Im Streit um die deutsche Asylpolitik droht die bayerische CSU Bundeskanzlerin Angela Merkel (CDU) mit dem Aufkündigen der Koalition. Merkel beharrt weiter auf einer europäischen Lösung. (red)
Standard: Als Sie die Bilder vom G7-Treffen in Kanada sahen, die ratlosen Europäer, die um US-Präsident Donald Trump herumstanden, was haben Sie sich da gedacht?

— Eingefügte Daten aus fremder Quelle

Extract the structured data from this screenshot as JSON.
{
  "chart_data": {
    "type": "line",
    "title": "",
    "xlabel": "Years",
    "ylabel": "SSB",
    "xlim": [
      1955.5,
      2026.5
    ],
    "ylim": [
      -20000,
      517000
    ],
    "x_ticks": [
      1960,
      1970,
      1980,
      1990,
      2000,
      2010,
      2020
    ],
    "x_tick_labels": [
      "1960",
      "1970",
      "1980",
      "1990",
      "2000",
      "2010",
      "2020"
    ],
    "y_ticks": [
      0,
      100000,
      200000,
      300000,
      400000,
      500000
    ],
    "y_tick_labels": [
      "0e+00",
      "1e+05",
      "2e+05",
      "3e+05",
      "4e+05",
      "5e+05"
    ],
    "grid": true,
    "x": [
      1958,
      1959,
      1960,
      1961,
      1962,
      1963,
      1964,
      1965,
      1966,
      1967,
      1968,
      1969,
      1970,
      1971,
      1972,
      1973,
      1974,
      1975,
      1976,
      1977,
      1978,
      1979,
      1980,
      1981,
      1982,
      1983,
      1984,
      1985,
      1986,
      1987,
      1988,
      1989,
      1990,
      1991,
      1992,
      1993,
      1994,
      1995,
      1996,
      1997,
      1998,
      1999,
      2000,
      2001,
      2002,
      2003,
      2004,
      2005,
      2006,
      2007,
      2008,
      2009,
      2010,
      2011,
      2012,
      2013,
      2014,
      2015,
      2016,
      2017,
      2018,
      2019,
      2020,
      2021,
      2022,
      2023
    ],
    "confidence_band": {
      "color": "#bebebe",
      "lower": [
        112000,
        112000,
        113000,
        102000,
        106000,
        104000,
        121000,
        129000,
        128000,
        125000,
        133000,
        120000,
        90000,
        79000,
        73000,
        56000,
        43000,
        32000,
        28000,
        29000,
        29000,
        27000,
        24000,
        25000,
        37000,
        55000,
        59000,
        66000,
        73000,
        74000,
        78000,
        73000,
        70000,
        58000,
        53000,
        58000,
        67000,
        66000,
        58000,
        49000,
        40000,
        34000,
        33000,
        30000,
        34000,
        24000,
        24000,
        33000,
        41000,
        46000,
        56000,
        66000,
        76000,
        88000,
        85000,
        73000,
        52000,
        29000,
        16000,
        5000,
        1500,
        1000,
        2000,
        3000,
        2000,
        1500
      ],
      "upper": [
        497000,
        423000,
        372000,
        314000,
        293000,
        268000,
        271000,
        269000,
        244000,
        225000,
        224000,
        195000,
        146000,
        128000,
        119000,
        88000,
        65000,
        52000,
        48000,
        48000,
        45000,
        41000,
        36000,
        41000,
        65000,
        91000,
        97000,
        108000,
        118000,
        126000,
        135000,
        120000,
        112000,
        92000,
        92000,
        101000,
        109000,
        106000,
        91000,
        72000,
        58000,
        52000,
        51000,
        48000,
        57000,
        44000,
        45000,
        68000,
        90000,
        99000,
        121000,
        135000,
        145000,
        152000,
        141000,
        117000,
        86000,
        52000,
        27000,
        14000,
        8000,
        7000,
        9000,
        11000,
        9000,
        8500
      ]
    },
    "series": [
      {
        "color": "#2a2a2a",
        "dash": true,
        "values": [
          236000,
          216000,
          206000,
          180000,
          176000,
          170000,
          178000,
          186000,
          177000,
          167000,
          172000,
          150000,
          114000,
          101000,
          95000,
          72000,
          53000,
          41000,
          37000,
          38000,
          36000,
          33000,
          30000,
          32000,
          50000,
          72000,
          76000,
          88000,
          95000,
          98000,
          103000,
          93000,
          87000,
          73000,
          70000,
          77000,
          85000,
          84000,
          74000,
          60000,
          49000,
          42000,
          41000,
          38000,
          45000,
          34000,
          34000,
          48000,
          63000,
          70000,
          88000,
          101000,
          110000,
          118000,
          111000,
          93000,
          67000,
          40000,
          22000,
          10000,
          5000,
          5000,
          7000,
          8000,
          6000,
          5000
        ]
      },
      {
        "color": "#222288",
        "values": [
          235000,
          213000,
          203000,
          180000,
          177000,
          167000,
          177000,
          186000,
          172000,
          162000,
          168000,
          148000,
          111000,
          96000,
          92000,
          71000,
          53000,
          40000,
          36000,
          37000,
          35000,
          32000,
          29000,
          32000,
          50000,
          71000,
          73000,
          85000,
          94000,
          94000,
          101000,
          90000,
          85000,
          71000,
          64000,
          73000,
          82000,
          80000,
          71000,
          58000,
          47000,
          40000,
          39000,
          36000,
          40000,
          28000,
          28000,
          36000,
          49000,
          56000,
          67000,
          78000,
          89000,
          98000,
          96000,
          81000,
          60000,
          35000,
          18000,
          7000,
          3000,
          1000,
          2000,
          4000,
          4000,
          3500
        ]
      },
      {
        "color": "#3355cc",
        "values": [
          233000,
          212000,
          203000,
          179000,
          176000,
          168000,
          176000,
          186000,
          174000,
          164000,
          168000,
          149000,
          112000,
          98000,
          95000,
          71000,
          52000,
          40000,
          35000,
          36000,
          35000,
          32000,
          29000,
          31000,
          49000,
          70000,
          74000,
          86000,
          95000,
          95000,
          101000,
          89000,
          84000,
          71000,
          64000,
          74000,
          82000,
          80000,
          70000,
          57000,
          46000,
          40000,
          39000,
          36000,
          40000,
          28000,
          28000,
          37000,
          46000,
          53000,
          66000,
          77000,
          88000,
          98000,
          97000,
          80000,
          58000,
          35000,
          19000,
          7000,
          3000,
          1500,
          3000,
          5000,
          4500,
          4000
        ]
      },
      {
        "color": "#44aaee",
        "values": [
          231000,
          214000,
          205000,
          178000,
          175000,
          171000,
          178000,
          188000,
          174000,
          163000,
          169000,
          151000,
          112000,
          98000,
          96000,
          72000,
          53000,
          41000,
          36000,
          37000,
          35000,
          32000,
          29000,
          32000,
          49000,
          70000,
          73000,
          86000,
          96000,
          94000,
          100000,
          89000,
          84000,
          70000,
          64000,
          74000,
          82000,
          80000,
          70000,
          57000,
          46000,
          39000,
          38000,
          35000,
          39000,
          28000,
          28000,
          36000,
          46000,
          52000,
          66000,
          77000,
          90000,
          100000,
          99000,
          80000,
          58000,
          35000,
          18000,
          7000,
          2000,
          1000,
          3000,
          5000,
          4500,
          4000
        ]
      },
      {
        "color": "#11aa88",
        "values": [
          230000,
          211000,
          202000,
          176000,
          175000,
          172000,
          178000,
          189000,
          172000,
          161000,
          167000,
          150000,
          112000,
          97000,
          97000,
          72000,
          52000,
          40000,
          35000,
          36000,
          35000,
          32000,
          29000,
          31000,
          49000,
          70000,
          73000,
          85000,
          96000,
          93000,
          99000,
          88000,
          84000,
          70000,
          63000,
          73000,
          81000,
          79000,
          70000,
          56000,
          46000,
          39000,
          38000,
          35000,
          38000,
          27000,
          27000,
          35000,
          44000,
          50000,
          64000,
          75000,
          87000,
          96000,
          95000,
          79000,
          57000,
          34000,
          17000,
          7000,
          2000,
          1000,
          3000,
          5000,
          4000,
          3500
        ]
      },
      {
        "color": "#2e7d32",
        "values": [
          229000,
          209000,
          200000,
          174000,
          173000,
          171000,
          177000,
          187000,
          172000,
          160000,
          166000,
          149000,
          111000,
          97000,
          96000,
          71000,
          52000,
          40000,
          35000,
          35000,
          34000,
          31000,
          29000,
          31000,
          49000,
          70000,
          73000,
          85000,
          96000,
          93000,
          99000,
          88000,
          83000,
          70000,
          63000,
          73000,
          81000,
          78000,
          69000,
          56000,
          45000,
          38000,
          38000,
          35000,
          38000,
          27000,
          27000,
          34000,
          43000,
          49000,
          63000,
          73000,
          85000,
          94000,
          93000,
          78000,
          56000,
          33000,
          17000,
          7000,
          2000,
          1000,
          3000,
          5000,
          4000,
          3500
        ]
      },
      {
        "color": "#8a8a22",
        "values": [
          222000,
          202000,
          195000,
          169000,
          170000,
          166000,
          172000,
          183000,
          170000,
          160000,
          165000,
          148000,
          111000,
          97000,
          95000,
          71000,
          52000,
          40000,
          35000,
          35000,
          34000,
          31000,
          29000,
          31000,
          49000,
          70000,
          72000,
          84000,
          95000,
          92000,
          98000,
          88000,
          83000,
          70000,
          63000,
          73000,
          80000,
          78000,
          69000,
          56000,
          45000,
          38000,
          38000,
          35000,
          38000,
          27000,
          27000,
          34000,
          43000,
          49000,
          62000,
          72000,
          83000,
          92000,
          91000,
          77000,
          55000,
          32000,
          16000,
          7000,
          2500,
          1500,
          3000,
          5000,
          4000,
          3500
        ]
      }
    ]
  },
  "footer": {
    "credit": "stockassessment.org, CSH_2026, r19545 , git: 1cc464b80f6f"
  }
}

Kurz: Nicht nur ist der amerikanische Präsident unkonventionell, die ganze amerikanische Politik ist unberechenbarer geworden. Wir haben als Europäische Union gleichzeitig Spannungen mit Russland, eine schwierige Situation in der Türkei, Bürgerkrieg und Terror im Süden der Union. Das ist also ein herausforderndes geopolitisches Umfeld. Das bietet auch die Chance, dass die Europäische Union jetzt stärker zusammenrückt und geeinter agiert.
Standard: Es sieht aber so aus, als seien die Europäer darauf nicht vorbereitet, nicht handlungsfähig. Der niederländische Premierminister Mark Rutte hat das in einer Rede im EU-Parlament eindringlich betont.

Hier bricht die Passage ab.